MASSA (Massa Carrara) – Piccolo, Zeus: ha trovato il calore delle carezze solo in punto di morte, tra le braccia dei volontari Lndc che dopo il sequestro lo avevano in affidamento. Povero, Zeus: Breton accudito solo finché è stato bravo a caccia, dopodiché il suo umano lo ha abbandonato a se stesso, condannato a morire di stenti, mangiato vivo dalle zecche, nido incolpevole di parassiti di ogni genere, malato di filaria, senza niente; solo i suoi 10 anni di età e i suoi patimenti da sgranare nella mente come un rosario.
Caro, Zeus. Ha avuto giustizia. Si è chiuso infatti con una condanna a 6 mesi di carcere il processo a carico del suo proprietario dopo che Lega Nazionale per la Difesa del Cane aveva denunciato il fatto e portato avanti questa battaglia ribadendo senza sosta che nessuno può infliggere gratuite sofferenze né togliere la vita ad un animale.

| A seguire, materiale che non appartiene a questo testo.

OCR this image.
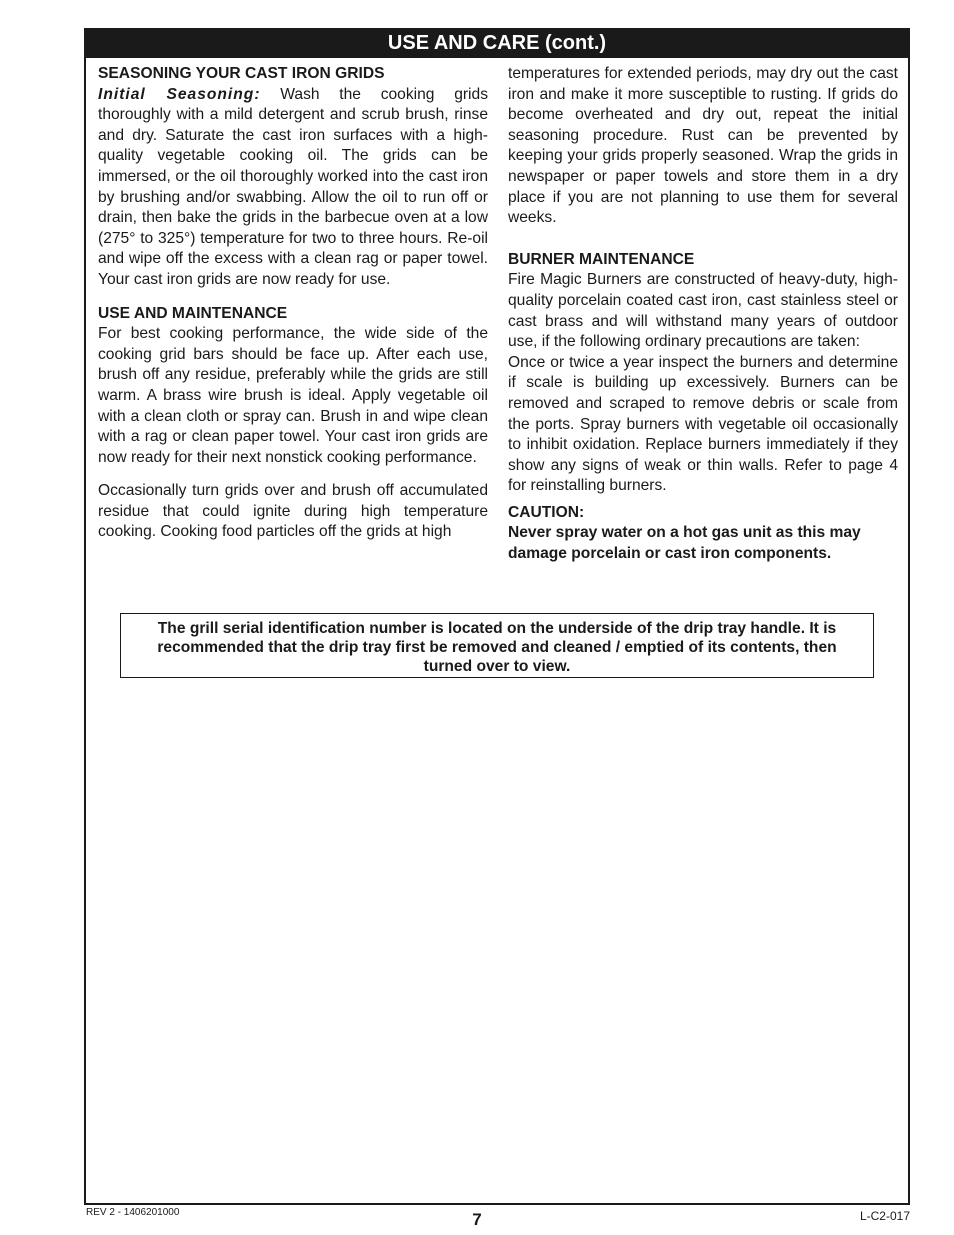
USE AND CARE (cont.)

SEASONING YOUR CAST IRON GRIDS

Initial Seasoning: Wash the cooking grids thoroughly with a mild detergent and scrub brush, rinse and dry. Saturate the cast iron surfaces with a high-quality vegetable cooking oil. The grids can be immersed, or the oil thoroughly worked into the cast iron by brushing and/or swabbing. Allow the oil to run off or drain, then bake the grids in the barbecue oven at a low (275° to 325°) temperature for two to three hours. Re-oil and wipe off the excess with a clean rag or paper towel. Your cast iron grids are now ready for use.

USE AND MAINTENANCE

For best cooking performance, the wide side of the cooking grid bars should be face up. After each use, brush off any residue, preferably while the grids are still warm. A brass wire brush is ideal. Apply vegetable oil with a clean cloth or spray can. Brush in and wipe clean with a rag or clean paper towel. Your cast iron grids are now ready for their next nonstick cooking performance.

Occasionally turn grids over and brush off accumulated residue that could ignite during high temperature cooking. Cooking food particles off the grids at high

temperatures for extended periods, may dry out the cast iron and make it more susceptible to rusting. If grids do become overheated and dry out, repeat the initial seasoning procedure. Rust can be prevented by keeping your grids properly seasoned. Wrap the grids in newspaper or paper towels and store them in a dry place if you are not planning to use them for several weeks.

BURNER MAINTENANCE

Fire Magic Burners are constructed of heavy-duty, high-quality porcelain coated cast iron, cast stainless steel or cast brass and will withstand many years of outdoor use, if the following ordinary precautions are taken:

Once or twice a year inspect the burners and determine if scale is building up excessively. Burners can be removed and scraped to remove debris or scale from the ports. Spray burners with vegetable oil occasionally to inhibit oxidation. Replace burners immediately if they show any signs of weak or thin walls. Refer to page 4 for reinstalling burners.

CAUTION:

Never spray water on a hot gas unit as this may damage porcelain or cast iron components.

The grill serial identification number is located on the underside of the drip tray handle. It is recommended that the drip tray first be removed and cleaned / emptied of its contents, then turned over to view.
REV 2 - 1406201000	7	L-C2-017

“Il giudice – commenta l’avvocato Michele Pezone, Responsabile Diritti Animali LNDC – ha applicato l’articolo 544 bis del codice penale poiché la condotta dell’ex cacciatore ha fatto mancare le cure e l’assistenza necessarie per la sopravvivenza del cane. L’animale – spiega il legale che si è costituito parte civile per l’Associazione – divorato dai parassiti, dalle zecche, malato di filaria, è morto almeno con dignità, tra le braccia dei volontari LNDC, che lo avevano avuto in affidamento dopo il sequestro da parte dell’autorità giudiziaria. Ora attendiamo di leggere le motivazioni della sentenza, che si preannuncia molto interessante e innovativa”.
Amaramente soddisfatto per la vicenda processuale è il Presidente della LNDC di Apuania, Roberto Guelfi: “Zeus ha vissuto, così è emerso nel corso del dibattimento dalle deposizioni dei testimoni, in un recinto fatiscente, una gabbia per uccelli, legato alla catena, esposto alle intemperie. Non curato mentre quello stato di abbandono lo stava mortalmente colpendo nel corpo e nella mente, veniva preso da una vicina di casa e portato in clinica, ma le sue condizioni erano così gravi da non lasciare spazio alla speranza. Spirava cinque giorni dopo con dignità, a 10 anni, onorando il suo nome coraggioso ma reso negletto dal suo destino, tra le braccia amorevoli dei nostri volontari. La sentenza apre la strada ad una giurisprudenza attenta ai diritti degli animali, che punisce col carcere chi abbandona fino alla morte il proprio fedele compagno”.